All large companies will have to report sustainability information

Big companies will have to do reporting on their sustainability information. They will monitor the impact of business on the environment, approach to employees and respect for human rights.

Bratislava, 20 September 2021

The European Union has toughened its rules aimed at ensuring carbon neutrality. Europe is to achieve it by 2050. That's why the EU is strengthening rules on non-financial reporting. A new directive encourages businesses to take a responsible approach to business.

Hundreds of Slovak companies will be affected by the new rules

In Slovakia, more than 600 companies should report sustainability in their annual reports under the new criteria. [1] This obligation is imposed by the Corporate Sustainability Reporting Directive (CSRD). Reporting will be mandatory for companies that meet at least two of the following three criteria:

  1. More than 250 employees
  2. More than EUR 40 mil. in the balance sheet
  3. More than EUR 20 mil. in turnover

Even companies that have their securities traded on a stock exchange, including small and medium-sized enterprises, will not be able to avoid a sustainability report. However, they will have a delayed obligation of three years compared to large businesses. 

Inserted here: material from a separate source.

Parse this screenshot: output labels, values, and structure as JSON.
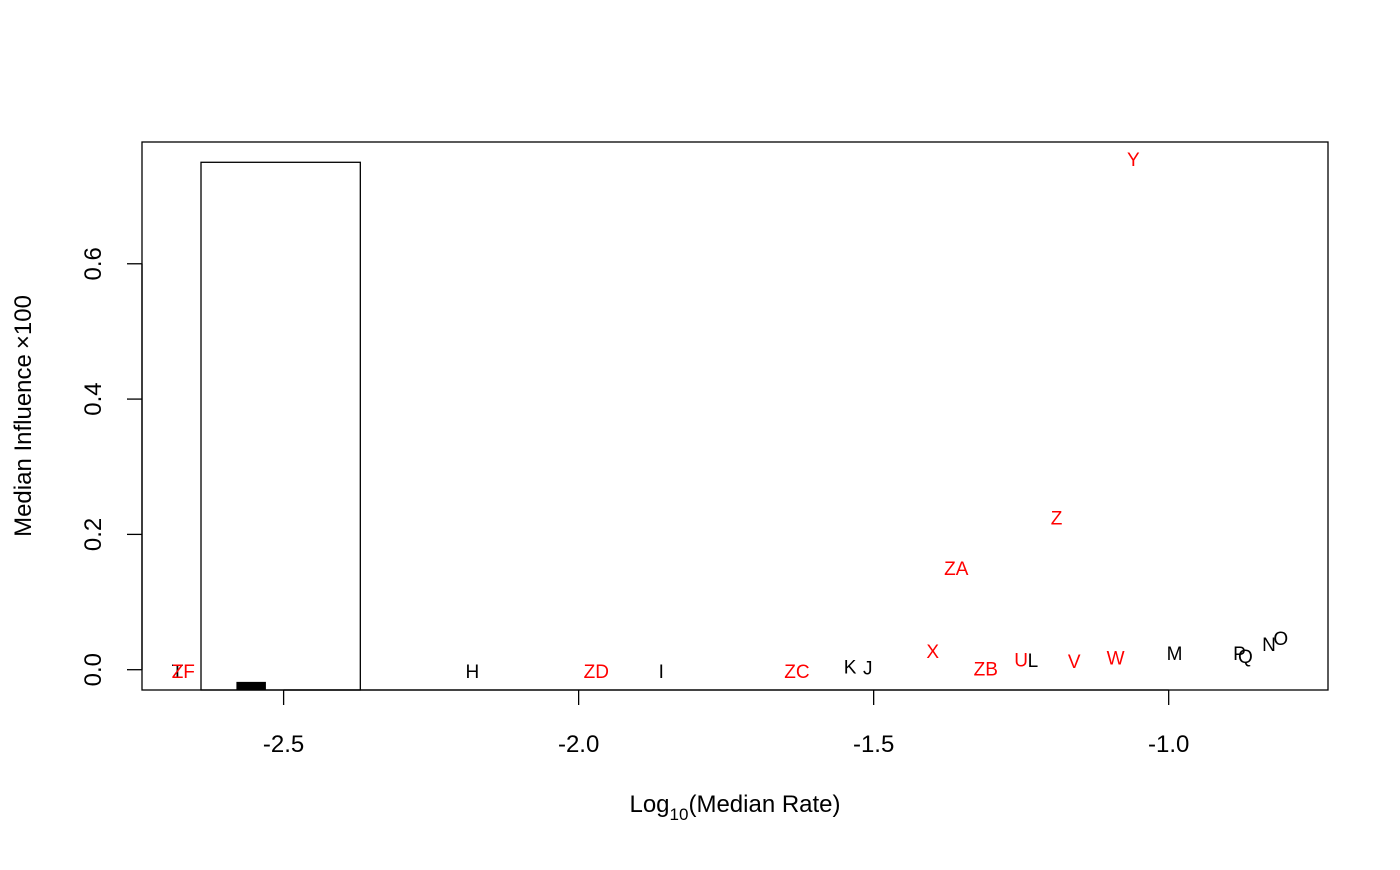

Slovak companies lag behind in reporting their responsible approach

"Based on our analyses, approximately 30 Slovak companies currently have experience with the so-called sustainability report card, and almost a third of them would not meet the stricter reporting criteria. Until now, the directive in force imposed this obligation on companies with over 500 employees with a certain turnover and balance sheet. Most of the companies, in accordance with the applicable legislation, used the exemption provided by the regulation and, as subsidiaries of foreign companies, included the information in the consolidated non-financial statement of the parent company," said Jana Ružická, expert on reporting non-financial data at Mazars. The new directive will be much more binding and member states will not have as much flexibility in the process of incorporating it into national legislation.

Sustainability information is also of interest to investors

The European Commission argues that the financial sector needs transparent, credible and comparable information on how companies' activities affect the environment and the society. Investors are increasingly driven not only by indicators on the financial health of companies, but also by information on the impact of their activities on climate change and on their approach to employees – be it representation of women in management or reduction of the gender pay gap, etc. The aim of the directive is to encourage the flow of capital towards sustainable activities, for which accurate and standardised data are needed so that companies do not slip into the so-called greenwashing.

Sustainability will be reviewed by auditors

For maximum transparency, reports will have to be verified by an independent third party. In the future, verification of non-financial data is to be brought up to the level of a financial audit. In addition, data will be published in digital format in a European database, together with financial indicators. The exact standards that companies will use in their reporting will be known in a year's time. They are being prepared by the European Advisory Group on Financial Reporting and will be based on existing and used standards.

The EU will be a global leader

Around 11,000 companies across the European Union currently publish a sustainability report. This number will now rise to almost 50,000. This will make the EU a global leader in setting standards for sustainable finance. Large companies will probably have to report on sustainability in their annual report for 2023. Companies will then have one and a half years to set up processes to collect data from January 2023 and get their activities up to a level that will be communicated publicly.